それでも、早く要に会って色んな事を報告したい想いが募る。
そして十日目は、演習訓練が実施されるとになった。
今後は他国との戦争に対妖魔軍が軍事利用されるという話を要から聞いたが、元々は帝国内の人を襲う妖魔を狩る任務がメインだ。
今も帝国内では、妖魔の被害が続出している。
今回は、山一帯が訓練場になっている場所での泊まり込みの演習訓練。
まだ実戦には早い者は、麓での野営訓練。
中級者と上級者は隊を作り、山に入って低級妖魔を狩る。
高等部出の者はもちろん上級者として、隊長などを命じられた。
隊長、副隊長が一人ずつ、他八名の十人隊だ。
「鎖子ちゃ~ん。一緒の隊でよかった~!」
「私もです。
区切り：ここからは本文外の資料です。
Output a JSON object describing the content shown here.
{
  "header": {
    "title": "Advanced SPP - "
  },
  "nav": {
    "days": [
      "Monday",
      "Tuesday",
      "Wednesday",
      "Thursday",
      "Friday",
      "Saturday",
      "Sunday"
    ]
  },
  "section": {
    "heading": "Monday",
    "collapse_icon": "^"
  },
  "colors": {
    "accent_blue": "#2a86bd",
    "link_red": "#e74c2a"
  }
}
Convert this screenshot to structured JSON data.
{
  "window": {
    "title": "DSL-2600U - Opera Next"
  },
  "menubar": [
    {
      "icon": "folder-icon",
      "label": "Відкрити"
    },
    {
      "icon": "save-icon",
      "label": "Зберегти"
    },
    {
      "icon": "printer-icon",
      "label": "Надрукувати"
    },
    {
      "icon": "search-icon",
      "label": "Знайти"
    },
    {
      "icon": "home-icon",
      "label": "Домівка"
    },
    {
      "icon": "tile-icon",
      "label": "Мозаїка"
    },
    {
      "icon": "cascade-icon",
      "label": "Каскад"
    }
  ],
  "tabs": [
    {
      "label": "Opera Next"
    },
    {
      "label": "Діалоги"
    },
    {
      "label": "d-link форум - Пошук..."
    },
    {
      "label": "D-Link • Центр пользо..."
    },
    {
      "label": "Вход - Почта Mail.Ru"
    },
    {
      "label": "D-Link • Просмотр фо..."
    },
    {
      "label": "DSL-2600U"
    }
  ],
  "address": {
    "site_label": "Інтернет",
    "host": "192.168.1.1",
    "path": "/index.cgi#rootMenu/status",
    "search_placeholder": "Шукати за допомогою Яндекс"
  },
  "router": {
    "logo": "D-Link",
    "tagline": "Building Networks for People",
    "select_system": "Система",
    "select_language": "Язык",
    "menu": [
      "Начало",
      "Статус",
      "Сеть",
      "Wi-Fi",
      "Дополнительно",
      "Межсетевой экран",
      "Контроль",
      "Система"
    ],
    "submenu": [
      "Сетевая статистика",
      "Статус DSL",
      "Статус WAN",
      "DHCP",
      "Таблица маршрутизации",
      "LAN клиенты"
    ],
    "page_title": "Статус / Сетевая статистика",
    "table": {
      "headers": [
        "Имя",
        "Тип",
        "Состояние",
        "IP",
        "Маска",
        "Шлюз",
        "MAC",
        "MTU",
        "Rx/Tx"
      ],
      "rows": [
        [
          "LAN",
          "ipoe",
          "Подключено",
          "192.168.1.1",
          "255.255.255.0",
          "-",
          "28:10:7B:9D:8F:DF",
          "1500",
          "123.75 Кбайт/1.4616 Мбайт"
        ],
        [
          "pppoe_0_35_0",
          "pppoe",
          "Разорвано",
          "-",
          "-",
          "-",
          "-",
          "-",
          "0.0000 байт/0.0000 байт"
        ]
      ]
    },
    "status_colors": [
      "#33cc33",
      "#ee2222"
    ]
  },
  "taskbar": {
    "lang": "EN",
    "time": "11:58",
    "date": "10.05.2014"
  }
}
野営は初めてだし、希美ちゃんと一緒で安心しています」
「でも問題はあの愛蘭が副隊長で、金剛将暉が隊長ってことだよ……どうなることやら」
希美がうんざりした顔をする。
「そうですね……でも、今回は訓練ですし、大丈夫だと信じたいですね」
「そうだねー!! まだ始まって十日目だし、軍部側も、新入生にそんな辛い訓練するわけないよね~」
しかし希美の予想は外れ、入学後の洗礼かのように厳しい演習訓練になった。
険しい山道を登り、コウモリのような超低級妖魔を排除し、やっと今日の仮眠場所に着いた。
結界を張って、休憩場を作っり、焚き火を起こす。
「あああ疲れた! なんで私がこんな事しなきゃならないわけ? 私は五大家の柳善縛家なんですけど?」
柳善縛家の術を学ぼうともせず、財産を食いつぶすしかしてこなかった愛蘭が、不満そうに言う。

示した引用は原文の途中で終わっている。